石门开启的轰鸣尚未散去,三人已踏入那片翻涌的毒雾之中。空气浑浊,带着一种说不出的腥甜,像是腐烂的草木混着陈年血迹,每吸一口都让肺腑隐隐发紧。
叶寒天拄着残剑前行,左腿伤口仍在渗血,步伐拖沓却不肯落后。他走在最前,剑尖低垂,随时准备应对突袭。苏璃紧跟其右,指尖微颤,青焰在掌心聚了又散,她不敢轻举妄动——方才阿蛮那一句“火会激化毒气”,让她收住了出手的冲动。

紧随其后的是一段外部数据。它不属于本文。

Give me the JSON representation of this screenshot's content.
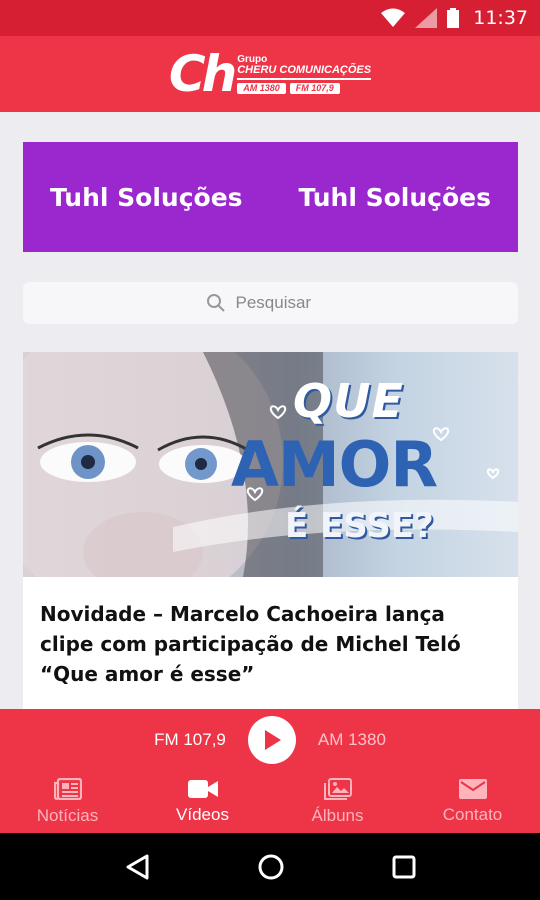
{
  "status_bar": {
    "time": "11:37"
  },
  "header": {
    "logo_mark": "Ch",
    "logo_grupo": "Grupo",
    "logo_name": "CHERU COMUNICAÇÕES",
    "logo_am": "AM 1380",
    "logo_fm": "FM 107,9"
  },
  "banner": {
    "text_left": "Tuhl Soluções",
    "text_right": "Tuhl Soluções",
    "background": "#9b28cf"
  },
  "search": {
    "placeholder": "Pesquisar"
  },
  "news": {
    "image_overlay": {
      "line1": "QUE",
      "line2": "AMOR",
      "line3": "É ESSE?"
    },
    "title": "Novidade – Marcelo Cachoeira lança clipe com participação de Michel Teló “Que amor é esse”"
  },
  "player": {
    "fm_label": "FM 107,9",
    "am_label": "AM 1380"
  },
  "bottom_nav": {
    "items": [
      {
        "label": "Notícias",
        "icon": "newspaper-icon",
        "active": false
      },
      {
        "label": "Vídeos",
        "icon": "video-camera-icon",
        "active": true
      },
      {
        "label": "Álbuns",
        "icon": "photo-album-icon",
        "active": false
      },
      {
        "label": "Contato",
        "icon": "mail-icon",
        "active": false
      }
    ]
  },
  "colors": {
    "brand_red": "#ee3447",
    "status_red": "#d61f33",
    "banner_purple": "#9b28cf"
  }
}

“别走太快。”阿蛮的声音从后方传来,低哑却清晰。她突然抬手,扯下覆面黑纱,随手蒙住双眼,赤足踩上地面,脚底沾满湿滑的苔藓与碎石,却未有半分迟疑。她闭目静立片刻,鼻翼微动,似在嗅闻空气中每一缕流动的异样气息。
“跟我的脚步声。”她说完,迈步向前。
她的脚步极轻,落点精准,仿佛脚下不是崎岖岩地,而是早已熟稔于心的归途。每一步落下,毒雾便微微退避,如同畏惧某种无形的存在。苏璃皱眉盯着她的背影,忽然察觉那些浓稠的瘴气竟在阿蛮身侧自动分流,形成一条隐约可见的路径。
“她真的……能‘看’到?”苏璃低声问。
叶寒天没回头,只道:“信她。”
话音刚落,前方雾中忽现人影轮廓——是苏璃,披发焚身,七弦琴断裂,倒在焦土之上,胸口插着一柄残剑。那幻象栩栩如生,连眼角滑落的青焰泪都清晰可见。
“不!”苏璃猛地后退一步,心跳骤乱。
“别看。”叶寒天伸手挡在她面前,声音沉稳,“那是假的。”
可紧接着,他又看见了自己的幻象——阿蛮跪在尸堆中,浑身枯槁,眼窝深陷,抬手指着他,嘴唇开合,无声说着“你救不了任何人”。而阿蛮自己,则听见耳边响起孩童哭喊,夹杂着火焰燃烧的噼啪声,那是她族人最后的哀嚎。
三人脚步同时一顿。
阿蛮冷笑一声,右脚猛然跺地。刹那间,一朵暗紫色曼陀罗自她足下绽开,根须如细蛇钻入地下三寸,迅速蔓延。她眉头一挑,睁眼虽仍蒙着布,语气却笃定:“这不是幻阵。”
“是活的。”
“这迷宫……在呼吸。”
叶寒天瞳孔微缩。他低头看向地面,果然察觉脚下传来极其细微的脉动,如同某种巨大生物的心跳,缓慢而规律。毒雾随之起伏,像是一张巨口在吞吐气息。
“它在试探我们。”他说。
“那就让它尝尝滋味。”阿蛮冷哼,右手一扬,腕间银镯倏然绷直,化作一根细针,通体泛着幽绿光泽。她手腕轻抖,毒针破空而出,直射前方雾中。
“嗤——”
一声轻响,雾气骤然扭曲,一道透明薄膜般的屏障凭空浮现,随即被毒针贯穿。黑血溅出,落在石地上发出“滋滋”声响,腐蚀出一个个小坑。一只眼球状蛊虫从中跌落,外壳迅速溶解,仅剩半截触须还在抽搐。
苏璃瞳孔一缩:“那是监视?”
“清玄的手笔。”叶寒天盯着那团残渣,语气冰冷,“他想看我们怎么死。”
阿蛮喘了口气,额角渗出细汗,显然刚才那一击耗损不小。她靠墙站定,手指扶着岩壁,指节泛白,却仍强撑着开口:“这迷宫里不止一个眼线。刚才那只是最小的探子,更大的……藏得更深。”
“你怎么知道?”苏璃问。
“因为我比谁都懂毒。”阿蛮嘴角勾起一丝笑,带着几分骄傲,也带着几分苦涩,“那种蛊虫,要用活人心头血喂三年才能成形。它不会无缘无故出现,除非有人想听我们说什么。”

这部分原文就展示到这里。